8. What pump layout works for buffer, DHW and heating?

Typical four-pump plan:
  1. Boiler → buffer loading pump.
  2. Buffer → DHW coil pump (thermostat-controlled).
  3. Buffer → floor/radiator circuit pump with mixing valve.
  4. Backup pump for solar or emergency cooling [Elektroda, lolson28, post #12992338] A 40 W pump running 24 h uses 0.96 kWh daily (~PLN 0.80) [Elektroda, wowka, post #12993418]

9. Do solar panels help space heating in winter?

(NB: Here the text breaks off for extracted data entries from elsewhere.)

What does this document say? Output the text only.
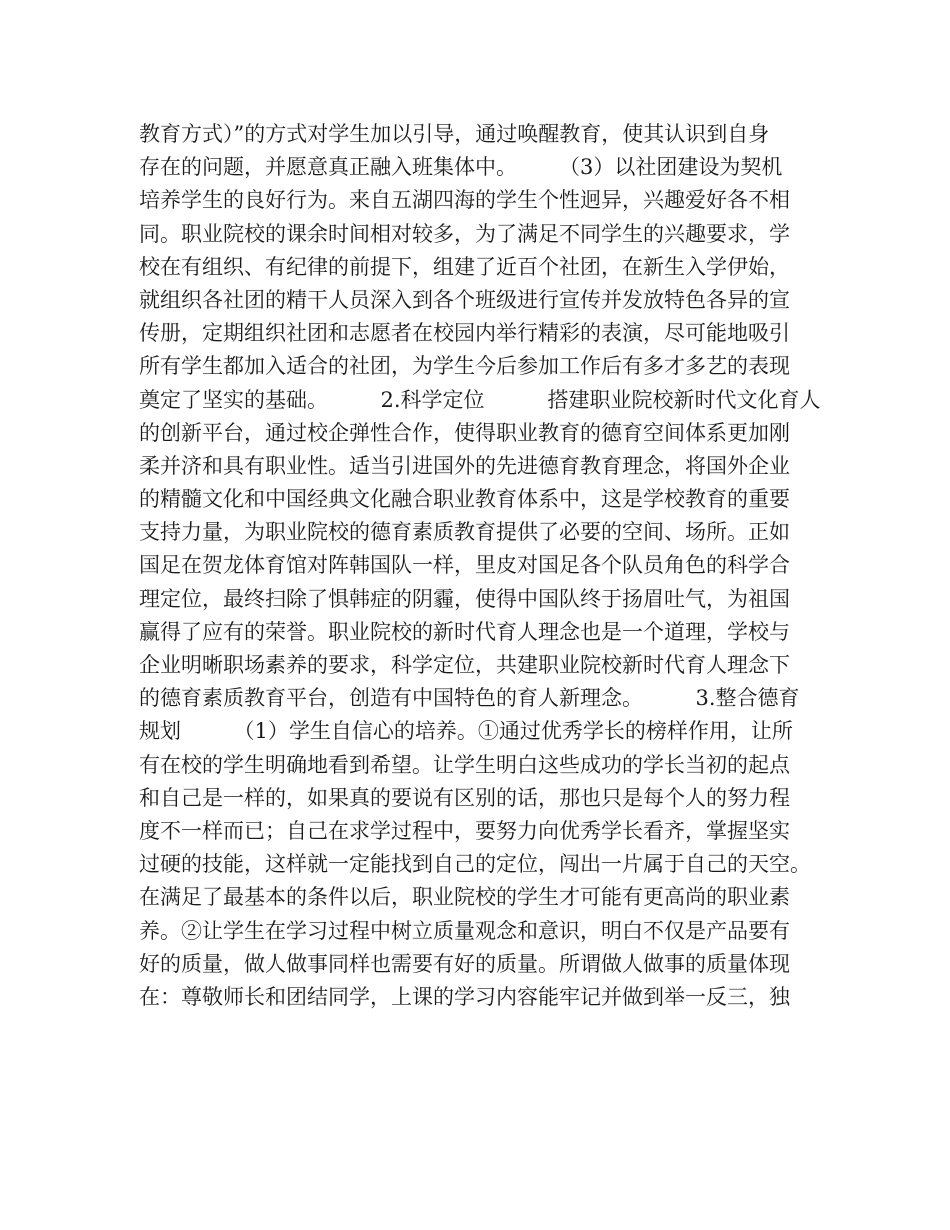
教育方式）”的方式对学生加以引导，通过唤醒教育，使其认识到自身
存在的问题，并愿意真正融入班集体中。　　　（3）以社团建设为契机
培养学生的良好行为。来自五湖四海的学生个性迥异，兴趣爱好各不相
同。职业院校的课余时间相对较多，为了满足不同学生的兴趣要求，学
校在有组织、有纪律的前提下，组建了近百个社团，在新生入学伊始，
就组织各社团的精干人员深入到各个班级进行宣传并发放特色各异的宣
传册，定期组织社团和志愿者在校园内举行精彩的表演，尽可能地吸引
所有学生都加入适合的社团，为学生今后参加工作后有多才多艺的表现
奠定了坚实的基础。　　　2.科学定位　　　搭建职业院校新时代文化育人
的创新平台，通过校企弹性合作，使得职业教育的德育空间体系更加刚
柔并济和具有职业性。适当引进国外的先进德育教育理念，将国外企业
的精髓文化和中国经典文化融合职业教育体系中，这是学校教育的重要
支持力量，为职业院校的德育素质教育提供了必要的空间、场所。正如
国足在贺龙体育馆对阵韩国队一样，里皮对国足各个队员角色的科学合
理定位，最终扫除了惧韩症的阴霾，使得中国队终于扬眉吐气，为祖国
赢得了应有的荣誉。职业院校的新时代育人理念也是一个道理，学校与
企业明晰职场素养的要求，科学定位，共建职业院校新时代育人理念下
的德育素质教育平台，创造有中国特色的育人新理念。　　　3.整合德育
规划　　　（1）学生自信心的培养。①通过优秀学长的榜样作用，让所
有在校的学生明确地看到希望。让学生明白这些成功的学长当初的起点
和自己是一样的，如果真的要说有区别的话，那也只是每个人的努力程
度不一样而已；自己在求学过程中，要努力向优秀学长看齐，掌握坚实
过硬的技能，这样就一定能找到自己的定位，闯出一片属于自己的天空。
在满足了最基本的条件以后，职业院校的学生才可能有更高尚的职业素
养。②让学生在学习过程中树立质量观念和意识，明白不仅是产品要有
好的质量，做人做事同样也需要有好的质量。所谓做人做事的质量体现
在：尊敬师长和团结同学，上课的学习内容能牢记并做到举一反三，独
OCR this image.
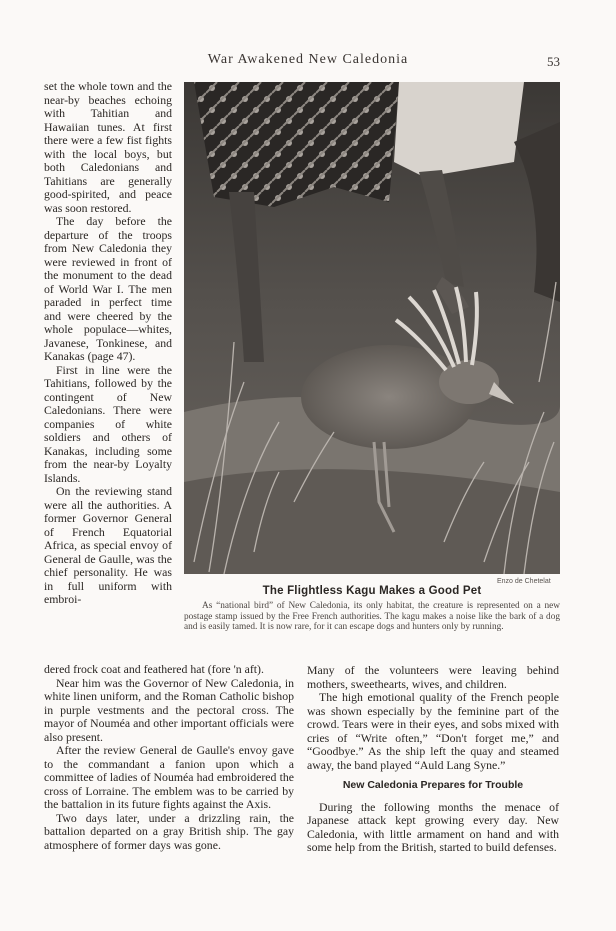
War Awakened New Caledonia	53

set the whole town and the near-by beaches echoing with Tahitian and Hawaiian tunes. At first there were a few fist fights with the local boys, but both Caledonians and Tahitians are generally good-spirited, and peace was soon restored.

The day before the departure of the troops from New Caledonia they were reviewed in front of the monument to the dead of World War I. The men paraded in perfect time and were cheered by the whole populace—whites, Javanese, Tonkinese, and Kanakas (page 47).

First in line were the Tahitians, followed by the contingent of New Caledonians. There were companies of white soldiers and others of Kanakas, including some from the near-by Loyalty Islands.

On the reviewing stand were all the authorities. A former Governor General of French Equatorial Africa, as special envoy of General de Gaulle, was the chief personality. He was in full uniform with embroi-

Enzo de Chetelat
The Flightless Kagu Makes a Good Pet
As “national bird” of New Caledonia, its only habitat, the creature is represented on a new postage stamp issued by the Free French authorities. The kagu makes a noise like the bark of a dog and is easily tamed. It is now rare, for it can escape dogs and hunters only by running.

dered frock coat and feathered hat (fore 'n aft).

Near him was the Governor of New Caledonia, in white linen uniform, and the Roman Catholic bishop in purple vestments and the pectoral cross. The mayor of Nouméa and other important officials were also present.

After the review General de Gaulle's envoy gave to the commandant a fanion upon which a committee of ladies of Nouméa had embroidered the cross of Lorraine. The emblem was to be carried by the battalion in its future fights against the Axis.

Two days later, under a drizzling rain, the battalion departed on a gray British ship. The gay atmosphere of former days was gone.

Many of the volunteers were leaving behind mothers, sweethearts, wives, and children.

The high emotional quality of the French people was shown especially by the feminine part of the crowd. Tears were in their eyes, and sobs mixed with cries of “Write often,” “Don't forget me,” and “Goodbye.” As the ship left the quay and steamed away, the band played “Auld Lang Syne.”

New Caledonia Prepares for Trouble

During the following months the menace of Japanese attack kept growing every day. New Caledonia, with little armament on hand and with some help from the British, started to build defenses.
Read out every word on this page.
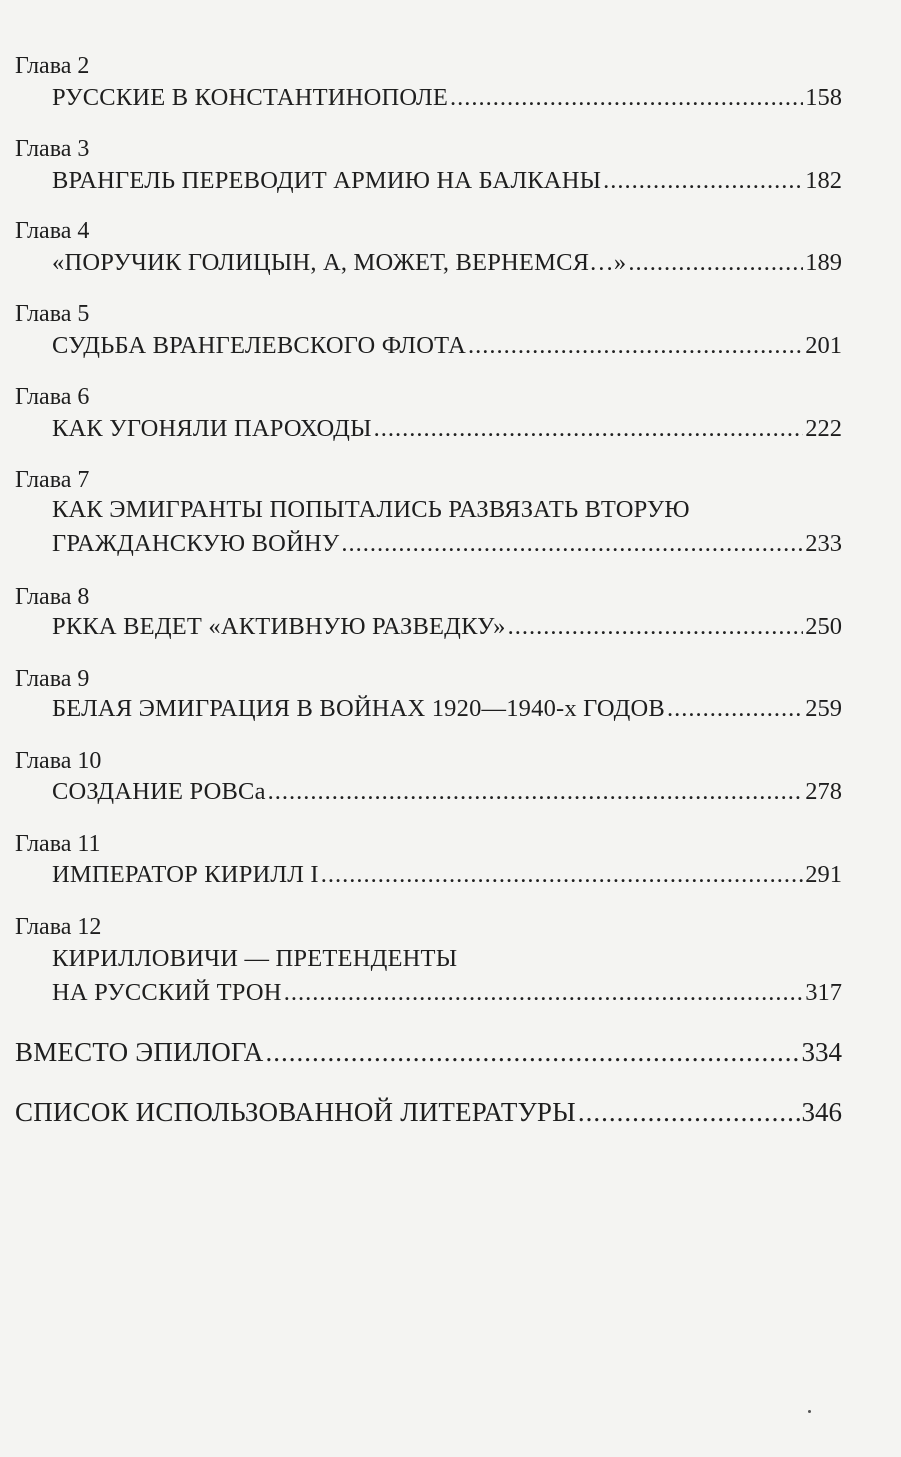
Глава 2
РУССКИЕ В КОНСТАНТИНОПОЛЕ .....	158
Глава 3
ВРАНГЕЛЬ ПЕРЕВОДИТ АРМИЮ НА БАЛКАНЫ .....	182
Глава 4
«ПОРУЧИК ГОЛИЦЫН, А, МОЖЕТ, ВЕРНЕМСЯ…» .....	189
Глава 5
СУДЬБА ВРАНГЕЛЕВСКОГО ФЛОТА .....	201
Глава 6
КАК УГОНЯЛИ ПАРОХОДЫ .....	222
Глава 7
КАК ЭМИГРАНТЫ ПОПЫТАЛИСЬ РАЗВЯЗАТЬ ВТОРУЮ
ГРАЖДАНСКУЮ ВОЙНУ .....	233
Глава 8
РККА ВЕДЕТ «АКТИВНУЮ РАЗВЕДКУ» .....	250
Глава 9
БЕЛАЯ ЭМИГРАЦИЯ В ВОЙНАХ 1920—1940-х ГОДОВ .....	259
Глава 10
СОЗДАНИЕ РОВСа .....	278
Глава 11
ИМПЕРАТОР КИРИЛЛ I .....	291
Глава 12
КИРИЛЛОВИЧИ — ПРЕТЕНДЕНТЫ
НА РУССКИЙ ТРОН .....	317
ВМЕСТО ЭПИЛОГА .....	334
СПИСОК ИСПОЛЬЗОВАННОЙ ЛИТЕРАТУРЫ .....	346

No. Forum experience shows winter solar gain is too low for central heating in Poland [Elektroda, wowka, post #13058183] Collectors reliably cover 60–80 % of annual DHW load but <10 % of heating demand [Fraunhofer ISE, 2021].

10. How do I calculate energy stored in any buffer?

Use: kWh = volume (L) × ΔT (°C) × 0.00116. Example: 1 500 L heated 60 °C (30 → 90 °C) stores 104 kWh. Multiply by load to find autonomy. Statistic: every extra 100 L adds 6.9 kWh.

11. What happens during a power outage?

Without pumps, boiler can overheat. Include:
  1. Gravity-fed safety loop to a radiator.
  2. Spring-loaded thermal relief valve that injects cold water when boiler hits 95 °C [CEN EN 303-5]. "A buffer is still additional protection" [Elektroda, lolson28, post #12992338]

13. How thick should the floor screed be to act as thermal mass?

Use 6–8 cm cement screed over pipes to store 50–65 Wh per m² per °C rise [CIBSE Guide A, 2020]. William Bonawentura suggested a “thick, accumulative spout” for extra inertia [Elektroda, 12981739] Ensure insulation below to prevent downward losses.

14. Quick 3-step lighting routine for buffered systems

  1. Ignite full load of dry wood/coal; set air to rated output.
  2. Wait until boiler hits 80 °C; verify laddomat opens.
  3. After burn-out, close air and let buffer cover demand—no refuelling needed until temperature at buffer top drops below 60 °C.